Moda Sahnesi: Devlet, tiyatroları ticarethane olarak görüyor

İstanbul’daki sanatçının da seyircinin de nefes alabileceği az sayıdaki mekânlardan biri Moda Sahnesi. Peki birçok tiyatrocunun sahip olmak istediği sahneye sahip olan Moda Sahnesi’ne, tiyatrodaki sorunlar hangi yönleriyle ve nasıl yansıyor? Kolektif bir hayalle ortaya çıkan Moda Sahnesi’nden Kemal ve Selçuk Aydoğan ile Türkiye Tiyatrosu’nun sorunlarını konuştuk.

Abone ol

Nuray Büyükdağ

DUVAR - Bu hafta Kadıköy’ün ve İstanbul’un kültür ve sanat hayatına büyük katkısı olan kolektif bir hayalle ortaya çıkan Moda Sahnesi’nden Kemal ve Selçuk Aydoğan ile Türkiye Tiyatrosu’nun sorunlarını konuştuk. Moda Sahnesi sadece çocuk ve yetişkin tiyatro oyunlarının sahnelendiği bir salon değil aynı zamanda dans gösterileri, konserler, bağımsız sinema gösterimleri, kültür sanat kurumlarının organizasyonları, seminerler, söyleşiler, atölyeler, açılış, kuruluş partileri gibi birçok etkinliğe kapılarını açan dopdolu bir sanat mekânı.

Birçok sanatçının ve sanat eserlerinin üretimlerini sergileyebilecekleri , sanatsal ve kültürel deneyimlerini yansıtabilecekleri donanımlı bir yer. Yani İstanbul’daki sanatçının da seyircinin de nefes alabileceği az sayıdaki mekânlardan biri. Peki birçok tiyatrocunun sahip olmak istediği sahneye sahip olan Moda Sahnesi’ne, tiyatrodaki sorunlar hangi yönleriyle ve nasıl yansıyor?

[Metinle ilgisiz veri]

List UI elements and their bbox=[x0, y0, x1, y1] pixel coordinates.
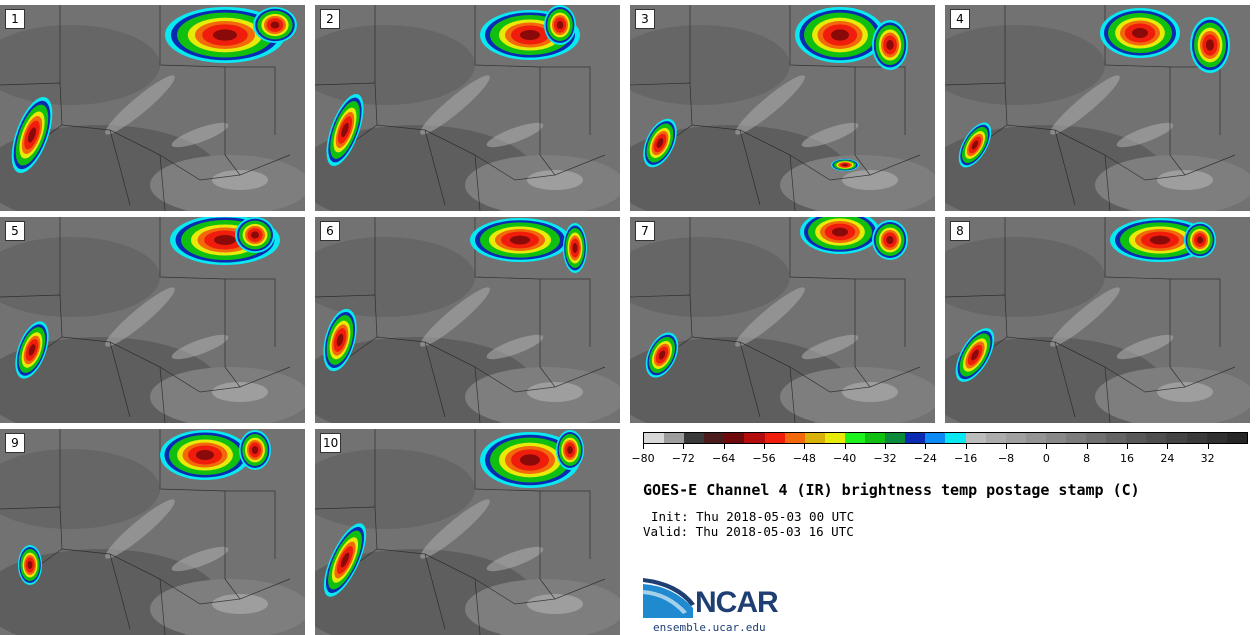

Kırk yıllık Moda Sineması neden ve nasıl Moda Sahnesi’ne dönüştü?

Moda Sineması’nın kültür ve sanat hayatına katkısının devam etmesini isteyen sinemanın sahibi Yalçın Yeğiner, Oyun Atölyesi’ne bir teklifle gelmişti. Biz Oyun Atölyesi’nden ayrıldıktan sonra ilişkilerimiz devam etti ve teklif bize yöneldi. Biz de 12 arkadaş, bu dönüştürme ve kültür sanat merkezi olarak işletilme işini üstlenmek üzere yola koyulduk.

Moda Sineması adından da ilham alarak mekânın ve tiyatronun adını Moda Sahnesi koyduk. Ve bütün mekânı baştan aşağı yeniden yaptık. Nitelikli bir kültür sanat mekânı için tüm olanaklarımızı seferber ettik. 15 Ocak’ta başladığımız inşaat işlerini Ekim 2013’te tamamlayarak Moda Sahnesi’ni sanatseverlerin hizmetine açtık.

Bu oniki kişi nasıl bir araya geldi?

Selçuk Aydoğan: Bu oniki kişi sonradan bir araya gelmedi. Oyuncu, yönetmen, sahne sorumlusu, gişe sorumlusu, teknik ekip, ışık tasarımcısı, sahne tasarımcısı yani onbir kişilik tüm ekip, Oyun Atölyesi ile yolumuza devam edemiyeceğimize karar verip ayrılarak burayı kurduk. Bir tek İlksen Başarır dışarıdan dahil oldu.

Bu kadar meşakkatli bir işe girişmeye cesaret etmekte 12 kişinin bir araya gelmesinin büyük payı var diye düşünüyorum.

Kemal Aydoğan: Evet, öyle. Birlikte kollektif birşey yapma isteğiydi aslında burayı yaptıran. Daha güçlü hissedip bir arada olunca yapabiliriz düşüncesi oluştu ve gelişti. Birbirimizi cesaretlendirdik ve herkes elini taşın altına koyunca daha kolay oldu elbette. Dokuz ayda inşaatını bitirip üç tane oyunla sezonu açtık.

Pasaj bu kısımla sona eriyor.